Use the Wikipedia dumps
needs lots of cleanup
See if anything in nltk-data helps you
the corpora are usually quite small
the Wacky people have some free corpora
tagged
you can spider your own corpus using their toolkit
Europarl is free and the basis of pretty much every academic MT system
spoken language, translated
The Reuters Corpora are free of charge, but only available on CD
You can always get your own, but be warned: HTML pages often need heavy cleanup, so restrict yourself to RSS feeds.
If you do this commercially, the LDC might be a viable alternative.
Wikipedia sounds like the way to go. There is an experimental Wikipedia API that might be of use, but I have no clue how it works. So far I've only scraped Wikipedia with custom spiders or even wget.
Then you could search for pages that offer their full article text in RSS feeds.
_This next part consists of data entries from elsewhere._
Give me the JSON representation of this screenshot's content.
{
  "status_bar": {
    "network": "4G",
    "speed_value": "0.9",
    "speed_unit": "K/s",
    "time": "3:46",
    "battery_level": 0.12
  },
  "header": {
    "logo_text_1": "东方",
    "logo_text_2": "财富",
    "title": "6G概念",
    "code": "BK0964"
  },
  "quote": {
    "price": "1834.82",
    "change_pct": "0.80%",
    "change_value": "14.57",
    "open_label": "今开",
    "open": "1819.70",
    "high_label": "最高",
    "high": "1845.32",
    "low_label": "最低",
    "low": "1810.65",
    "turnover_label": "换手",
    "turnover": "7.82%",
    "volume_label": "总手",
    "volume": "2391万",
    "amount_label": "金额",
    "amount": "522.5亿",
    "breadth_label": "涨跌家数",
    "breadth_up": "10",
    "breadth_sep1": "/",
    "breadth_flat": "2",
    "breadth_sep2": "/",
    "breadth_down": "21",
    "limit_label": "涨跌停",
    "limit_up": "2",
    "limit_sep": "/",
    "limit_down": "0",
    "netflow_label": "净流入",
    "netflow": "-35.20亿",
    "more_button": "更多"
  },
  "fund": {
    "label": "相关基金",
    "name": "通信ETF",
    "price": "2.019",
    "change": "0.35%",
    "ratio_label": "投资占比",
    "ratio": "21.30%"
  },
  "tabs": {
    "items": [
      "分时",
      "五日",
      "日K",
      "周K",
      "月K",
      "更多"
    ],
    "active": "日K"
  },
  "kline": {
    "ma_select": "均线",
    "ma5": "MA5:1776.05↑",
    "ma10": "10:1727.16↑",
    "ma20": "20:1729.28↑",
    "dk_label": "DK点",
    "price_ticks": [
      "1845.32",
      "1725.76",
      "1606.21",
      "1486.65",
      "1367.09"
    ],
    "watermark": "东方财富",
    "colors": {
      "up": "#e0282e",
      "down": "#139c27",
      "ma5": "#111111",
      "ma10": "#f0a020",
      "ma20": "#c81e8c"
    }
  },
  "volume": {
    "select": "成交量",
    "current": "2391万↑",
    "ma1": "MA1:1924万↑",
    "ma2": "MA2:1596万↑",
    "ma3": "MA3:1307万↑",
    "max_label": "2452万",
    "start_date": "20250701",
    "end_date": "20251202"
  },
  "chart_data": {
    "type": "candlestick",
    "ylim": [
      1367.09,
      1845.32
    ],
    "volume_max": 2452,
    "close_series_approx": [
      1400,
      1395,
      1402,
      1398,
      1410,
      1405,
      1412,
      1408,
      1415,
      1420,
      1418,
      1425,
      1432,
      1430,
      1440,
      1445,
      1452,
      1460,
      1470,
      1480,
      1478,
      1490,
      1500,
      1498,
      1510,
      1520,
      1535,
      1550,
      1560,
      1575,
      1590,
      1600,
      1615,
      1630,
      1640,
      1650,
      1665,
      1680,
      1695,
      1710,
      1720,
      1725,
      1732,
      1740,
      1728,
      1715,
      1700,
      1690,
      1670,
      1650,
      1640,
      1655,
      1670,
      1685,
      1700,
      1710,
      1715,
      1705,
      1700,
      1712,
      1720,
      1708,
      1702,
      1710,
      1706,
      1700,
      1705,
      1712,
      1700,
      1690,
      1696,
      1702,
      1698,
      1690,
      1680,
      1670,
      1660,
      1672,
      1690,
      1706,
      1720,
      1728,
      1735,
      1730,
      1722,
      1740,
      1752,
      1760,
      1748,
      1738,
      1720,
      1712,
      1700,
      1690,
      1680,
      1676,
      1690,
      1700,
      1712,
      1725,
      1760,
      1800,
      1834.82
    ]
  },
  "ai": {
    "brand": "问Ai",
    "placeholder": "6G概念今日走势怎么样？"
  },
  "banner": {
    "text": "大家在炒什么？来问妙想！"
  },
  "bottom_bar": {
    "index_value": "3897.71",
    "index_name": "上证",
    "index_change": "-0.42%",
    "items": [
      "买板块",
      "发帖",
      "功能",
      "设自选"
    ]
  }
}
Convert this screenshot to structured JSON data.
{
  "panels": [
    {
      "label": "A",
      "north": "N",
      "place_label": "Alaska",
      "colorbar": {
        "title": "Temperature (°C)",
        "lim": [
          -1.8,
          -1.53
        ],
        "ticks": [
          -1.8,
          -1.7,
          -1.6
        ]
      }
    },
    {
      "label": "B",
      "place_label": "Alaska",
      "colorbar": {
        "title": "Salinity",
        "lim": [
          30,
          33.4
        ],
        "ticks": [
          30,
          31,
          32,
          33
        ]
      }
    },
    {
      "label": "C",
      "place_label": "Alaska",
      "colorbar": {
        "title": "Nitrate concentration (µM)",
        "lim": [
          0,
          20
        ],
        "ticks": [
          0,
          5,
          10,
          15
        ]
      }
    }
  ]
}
RSS, because no HTML tags get in your way.
Scraping mailing lists and/or the Usenet has several disatvantages: you'll be getting AOLbonics and Techspeak, and that will tilt your corpus badly.
The classical corpora are the Penn Treebank and the British National Corpus, but they are paid for. You can read the Corpora list archives, or even ask them about it. Perhaps you will find useful data using the Web as Corpus tools.
I actually have a small project in construction, that allows linguistic processing on arbitrary web pages. It should be ready for use within the next few weeks, but it's so far not really meant to be a scraper. But I could write a module for it, I guess, the functionality is already there.
If you're willing to pay money, you should check out the data available at the Linguistic Data Consortium, such as the Penn Treebank.
Wikipedia seems to be the best way. Yes you'd have to parse the output. But thanks to wikipedia's categories you could easily get different types of articles and words. e.g. by parsing all the science categories you could get lots of science words. Details about places would be skewed towards geographic names, etc.
You've covered the obvious ones. The only other areas that I can think of too supplement:
1) News articles / blogs.
2) Magazines are posting a lot of free material online, and you can get a good cross section of topics.
Looking into the wikipedia data I noticed that they had done some analysis on bodies of tv and movie scripts. I thought that might interesting text but not readily accessible -- it turns out it is everywhere, and it is structured and predictable enough that it should be possible clean it up. This site, helpfully titled "A bunch of movie scripts and screenplays in one location on the 'net", would probably be useful to anyone who stumbles on this thread with a similar question.
You can get quotations content (in limited form) here:
http://quotationsbook.com/services/
This content also happens to be on Freebase.